18th Premier of Manitoba
- In office November 30, 1981 – May 9, 1988
- Monarch: Elizabeth II
- Lieutenant Governor: Pearl McGonigal George Johnson
- Preceded by: Sterling Lyon
- Succeeded by: Gary Filmon

Leader of the Manitoba New Democratic Party
- In office November 4, 1979 (interim since January 22, 1979) – March 30, 1988
- Preceded by: Edward Schreyer
- Succeeded by: Gary Doer

28th Attorney-General of Manitoba
- In office September 4, 1973 – October 24, 1977
- Premier: Edward Schreyer
- Preceded by: Alvin Mackling
- Succeeded by: Gerald Mercier

Manitoba Minister of Municipal Affairs
- In office July 15, 1969 – September 22, 1976
- Premier: Edward Schreyer
- Preceded by: Obie Baizley
- Succeeded by: Bill Uruski

Manitoba Minister of Government Services
- In office July 15, 1969 – December 18, 1969
- Premier: Edward Schreyer
- Preceded by: Thelma Forbes
- Succeeded by: Russell Paulley

Member of the Legislative Assembly of Manitoba for Selkirk
- In office June 25, 1969 – April 26, 1988
- Preceded by: Thomas Hillhouse
- Succeeded by: Gwen Charles

President of the Manitoba Co-operative Commonwealth Federation
- In office 1957–1961

Personal details
- Born: Howard Russell Pawley November 21, 1934 Brampton, Ontario, Canada
- Died: December 30, 2015 (aged 81) Windsor, Ontario, Canada
- Party: Co-operative Commonwealth Federation New Democratic Party
- Spouse: Adele Schreyer ​(m. 1960)​
- Children: Christopher and Charysse
- Alma mater: University of Winnipeg (BA) University of Manitoba (LL.B.)
- Occupation: lawyer, professor

= Howard Pawley =

Premier of Manitoba from 1981 to 1988

Howard Russell Pawley (November 21, 1934 – December 30, 2015) was a Canadian politician and professor who was the 18th premier of Manitoba from 1981 to 1988. Prior to his premiership, Pawley served in various ministerial positions.

==Early life==
The son of Methodist parents, Pawley was born in Brampton, Ontario, moved to Winnipeg at the age of 17 and was educated at Manitoba Teachers College, United College and the Manitoba Law School. In 1960, he married Adele Schreyer, a cousin of Edward Schreyer, who served as Premier of Manitoba from 1969 to 1977.

==Early career==
Pawley worked as a lawyer and educator, and was active in the Manitoba Co-operative Commonwealth Federation (CCF) and its successor, the New Democratic Party of Manitoba (NDP). In 1957, Pawley was elected President of the Manitoba CCF, becoming at the age of 22, the youngest President in the party's history. He opposed the transformation of the CCF into the NDP in 1961, but this decision did not hurt his subsequent career in the party.

==Political career==

===Political beginnings (1957-68)===
Pawley first ran for public office in the 1957 Canadian federal election as the CCF candidate in the riding of Lisgar, finishing fourth with 443 votes. In the Manitoba 1958 provincial election, he ran in the northern riding of The Pas and received 801 votes, finishing third. In both these elections he ran as a sacrificial candidate while working as an organizer for the Manitoba CCF. Later, in the 1965 federal election, he ran in the Selkirk riding and received a more respectable 4,456 votes, finishing third.

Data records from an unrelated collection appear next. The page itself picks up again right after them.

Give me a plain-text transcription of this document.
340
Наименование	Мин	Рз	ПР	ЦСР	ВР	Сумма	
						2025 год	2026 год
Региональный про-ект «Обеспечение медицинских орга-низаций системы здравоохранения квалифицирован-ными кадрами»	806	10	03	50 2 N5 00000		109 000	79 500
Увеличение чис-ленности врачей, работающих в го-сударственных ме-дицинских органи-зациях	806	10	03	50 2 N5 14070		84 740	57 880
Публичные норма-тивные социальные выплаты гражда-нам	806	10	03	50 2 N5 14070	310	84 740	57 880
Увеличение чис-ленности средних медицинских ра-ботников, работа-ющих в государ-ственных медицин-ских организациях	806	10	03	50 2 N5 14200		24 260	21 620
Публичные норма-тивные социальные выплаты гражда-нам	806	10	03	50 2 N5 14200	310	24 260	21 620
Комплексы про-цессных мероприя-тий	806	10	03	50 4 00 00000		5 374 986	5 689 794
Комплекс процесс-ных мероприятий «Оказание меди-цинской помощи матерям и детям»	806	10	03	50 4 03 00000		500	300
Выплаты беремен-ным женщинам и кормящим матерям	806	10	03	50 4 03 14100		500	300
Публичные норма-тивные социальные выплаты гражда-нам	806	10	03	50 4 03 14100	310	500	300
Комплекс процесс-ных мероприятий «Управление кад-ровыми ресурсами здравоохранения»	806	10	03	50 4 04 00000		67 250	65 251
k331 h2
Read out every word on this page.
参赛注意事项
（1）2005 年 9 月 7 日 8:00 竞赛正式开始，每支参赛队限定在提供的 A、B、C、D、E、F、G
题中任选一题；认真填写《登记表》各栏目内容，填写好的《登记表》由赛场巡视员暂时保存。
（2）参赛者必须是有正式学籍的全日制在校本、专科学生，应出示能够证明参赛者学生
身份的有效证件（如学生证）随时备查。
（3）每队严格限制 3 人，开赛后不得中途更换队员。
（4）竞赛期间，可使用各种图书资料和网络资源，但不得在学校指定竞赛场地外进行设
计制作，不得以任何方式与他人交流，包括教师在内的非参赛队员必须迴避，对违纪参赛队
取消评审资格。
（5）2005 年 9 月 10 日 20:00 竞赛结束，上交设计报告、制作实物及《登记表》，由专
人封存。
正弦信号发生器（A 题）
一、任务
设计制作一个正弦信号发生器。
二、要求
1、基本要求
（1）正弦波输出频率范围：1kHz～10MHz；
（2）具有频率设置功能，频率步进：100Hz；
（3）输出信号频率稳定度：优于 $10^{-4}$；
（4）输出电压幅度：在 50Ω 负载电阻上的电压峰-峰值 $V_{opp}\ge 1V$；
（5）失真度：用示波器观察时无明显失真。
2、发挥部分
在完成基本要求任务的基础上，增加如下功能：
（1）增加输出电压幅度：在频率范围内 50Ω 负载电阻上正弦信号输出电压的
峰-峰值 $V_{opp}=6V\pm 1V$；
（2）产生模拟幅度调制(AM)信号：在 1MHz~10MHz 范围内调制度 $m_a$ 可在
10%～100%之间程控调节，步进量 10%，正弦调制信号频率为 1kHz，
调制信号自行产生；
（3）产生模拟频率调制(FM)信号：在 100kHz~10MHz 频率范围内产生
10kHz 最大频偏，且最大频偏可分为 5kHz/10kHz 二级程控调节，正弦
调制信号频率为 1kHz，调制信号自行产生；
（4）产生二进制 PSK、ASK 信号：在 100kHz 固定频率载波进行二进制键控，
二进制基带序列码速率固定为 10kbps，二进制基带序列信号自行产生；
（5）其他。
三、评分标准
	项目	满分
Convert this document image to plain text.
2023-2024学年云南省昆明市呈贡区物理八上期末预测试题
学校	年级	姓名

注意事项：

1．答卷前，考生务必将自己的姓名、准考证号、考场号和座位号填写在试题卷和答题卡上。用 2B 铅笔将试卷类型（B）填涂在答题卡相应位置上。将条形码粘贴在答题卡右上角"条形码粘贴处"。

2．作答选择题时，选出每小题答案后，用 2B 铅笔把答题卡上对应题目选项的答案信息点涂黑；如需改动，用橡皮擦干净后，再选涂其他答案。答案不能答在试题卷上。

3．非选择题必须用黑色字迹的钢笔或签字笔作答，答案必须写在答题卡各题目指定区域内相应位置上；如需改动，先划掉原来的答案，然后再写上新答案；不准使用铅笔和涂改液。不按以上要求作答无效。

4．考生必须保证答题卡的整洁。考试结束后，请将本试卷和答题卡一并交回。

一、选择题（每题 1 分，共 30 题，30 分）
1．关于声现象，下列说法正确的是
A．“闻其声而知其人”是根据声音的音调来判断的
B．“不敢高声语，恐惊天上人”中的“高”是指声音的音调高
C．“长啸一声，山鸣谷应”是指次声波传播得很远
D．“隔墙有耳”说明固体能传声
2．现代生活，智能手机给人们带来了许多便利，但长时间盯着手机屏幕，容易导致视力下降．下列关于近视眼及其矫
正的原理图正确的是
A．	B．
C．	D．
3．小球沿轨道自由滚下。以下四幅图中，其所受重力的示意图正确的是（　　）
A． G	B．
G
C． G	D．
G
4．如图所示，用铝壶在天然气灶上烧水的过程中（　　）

===Legislative years (1969-88)===
In the 1969 provincial election, Pawley was elected to the Legislative Assembly of Manitoba for the constituency of Selkirk, a mixed urban/rural seat to the north of Winnipeg. He was immediately promoted to Edward Schreyer's cabinet and was sworn in as Minister of Government Services and Minister of Municipal Affairs on July 15, 1969. He stood down from the former position on December 18, 1969, but retained the latter until September 22, 1976. In addition to his cabinet duties, Pawley also chaired a committee that brought forward public auto insurance legislation for the province, and he was the first Chair and Minister responsible for the Manitoba public Insurance Corporation (1971–1973).

===Attorney-General of Manitoba (1973-77)===
On September 4, 1973, Pawley was promoted to Attorney-General. After stepping down as Municipal Affairs minister in 1976, he was given the additional responsibility of administering the Liquor Control Act.

===Premier of Manitoba (1981-88)===
In 1979, Pawley replaced Schreyer as leader of the provincial NDP. He was initially elected leader by the party caucus on an interim basis and later defeated Muriel Smith and Russell Doern at the subsequent leadership convention. Like Schreyer, he was from the northeast of the province and could appeal to voters beyond the CCF/NDP's traditional Winnipeg base. In the 1981 election, the NDP, led by Pawley, defeated the Progressive Conservative government of Sterling Lyon. That was the first time in the province's history that any party had ever been voted out of office after only one term.

Pawley was sworn in as Premier of Manitoba on November 30, 1981. His government reintroduced and entrenched French-language rights that had been removed by the Thomas Greenway government in 1890, but he was forced to withdraw proposed legislation that would further extend French language services in the face of widespread opposition among the public. That issue nearly caused the Pawley government's defeat at the polls in the 1986 provincial election.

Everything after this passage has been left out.